Caroline De Haas refuse de répondre aux piques de la France insoumise : "On va devoir se rassembler au second tour puis résister ensemble contre la loi travail numéro 2." Elle a convié ses soutiens le 31 mai, au sous-sol d'un bar de la rue Ramey, à deux pas de la mairie.

Environ quatre-vingt personnes sont venues écouter le plaidoyer du patron de Mediapart Edwy Plenel en faveur des candidatures "citoyennes" et de rassemblement à gauche. Le journaliste en a profité - même s'il assure ne pas faire campagne - pour dénoncer le "sectarisme" de la France insoumise.

"Gratter tout ce qui est possible"

Micro en main, Caroline De Haas prend ensuite la parole : elle promet d'instaurer un "rapport de force" à l'Assemblée et veut "gratter tout ce qui est possible" si elle est élue. La candidate, qui insiste sur son profil de chef d'entreprise, prône la sortie du diesel, la lutte contre la pollution de l'air, la protection des femmes violées et des enfants battus.

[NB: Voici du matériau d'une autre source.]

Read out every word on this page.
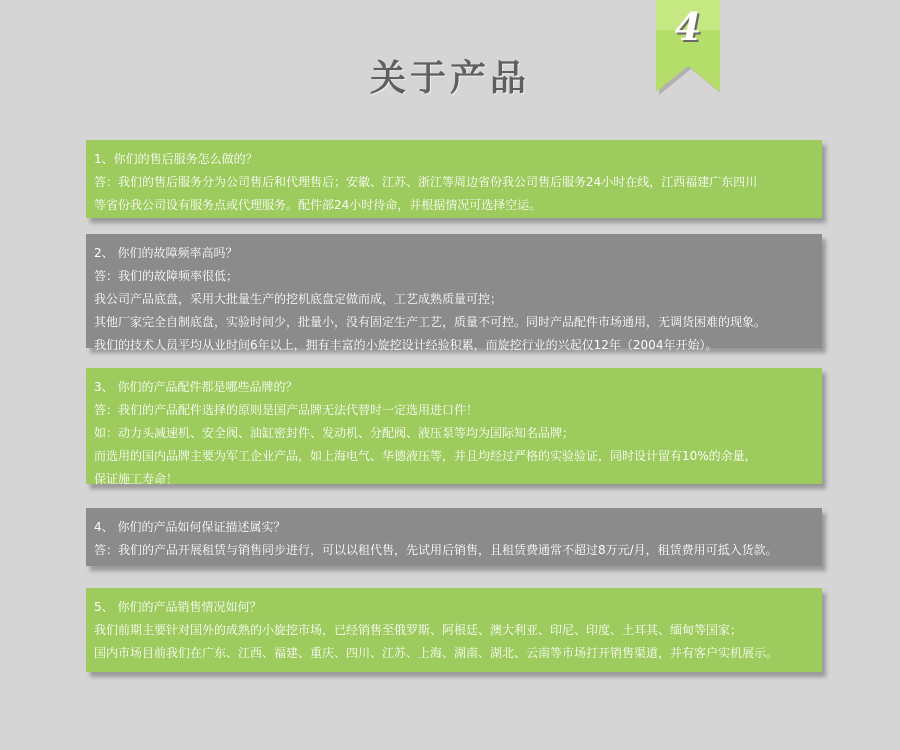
4
关于产品
1、你们的售后服务怎么做的？
答：我们的售后服务分为公司售后和代理售后；安徽、江苏、浙江等周边省份我公司售后服务24小时在线，江西福建广东四川
等省份我公司设有服务点或代理服务。配件部24小时待命，并根据情况可选择空运。
2、 你们的故障频率高吗？
答：我们的故障频率很低；
我公司产品底盘，采用大批量生产的挖机底盘定做而成，工艺成熟质量可控；
其他厂家完全自制底盘，实验时间少，批量小，没有固定生产工艺，质量不可控。同时产品配件市场通用，无调货困难的现象。
我们的技术人员平均从业时间6年以上，拥有丰富的小旋挖设计经验积累，而旋挖行业的兴起仅12年（2004年开始）。
3、 你们的产品配件都是哪些品牌的？
答：我们的产品配件选择的原则是国产品牌无法代替时一定选用进口件！
如：动力头减速机、安全阀、油缸密封件、发动机、分配阀、液压泵等均为国际知名品牌；
而选用的国内品牌主要为军工企业产品，如上海电气、华德液压等，并且均经过严格的实验验证，同时设计留有10%的余量，
保证施工寿命！
4、 你们的产品如何保证描述属实？
答：我们的产品开展租赁与销售同步进行，可以以租代售，先试用后销售，且租赁费通常不超过8万元/月，租赁费用可抵入货款。
5、 你们的产品销售情况如何？
我们前期主要针对国外的成熟的小旋挖市场，已经销售至俄罗斯、阿根廷、澳大利亚、印尼、印度、土耳其、缅甸等国家；
国内市场目前我们在广东、江西、福建、重庆、四川、江苏、上海、湖南、湖北、云南等市场打开销售渠道，并有客户实机展示。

A quelques jours du premier tour, elle propose aux personnes présentes de la rejoindre dans sa campagne : "Vous verrez, on se marre bien." Prochaine action prévue : "Distribuer des tracts à la sortie des supermarchés sur la composition des tampons et des serviettes hygiéniques, car c’est un véritable enjeu d’accès au savoir."

Caroline De Haas prévient : avec Myriam El Khomri et Pierre-Yves Bournazel, qu'elle considère comme des candidats de "droite", la circonscription pourrait basculer "après 20 ans de vote à gauche".

Elle oublie que le député sortant, le socialiste Christophe Caresche, effectivement élu depuis 1997, était un fervent soutien de la loi travail. Il a d'ailleurs publiquement soutenu Emmanuel Macron lors de la dernière élection présidentielle et appuyé dans la circonscription la candidature de son ancienne suppléante... Myriam El Khomri.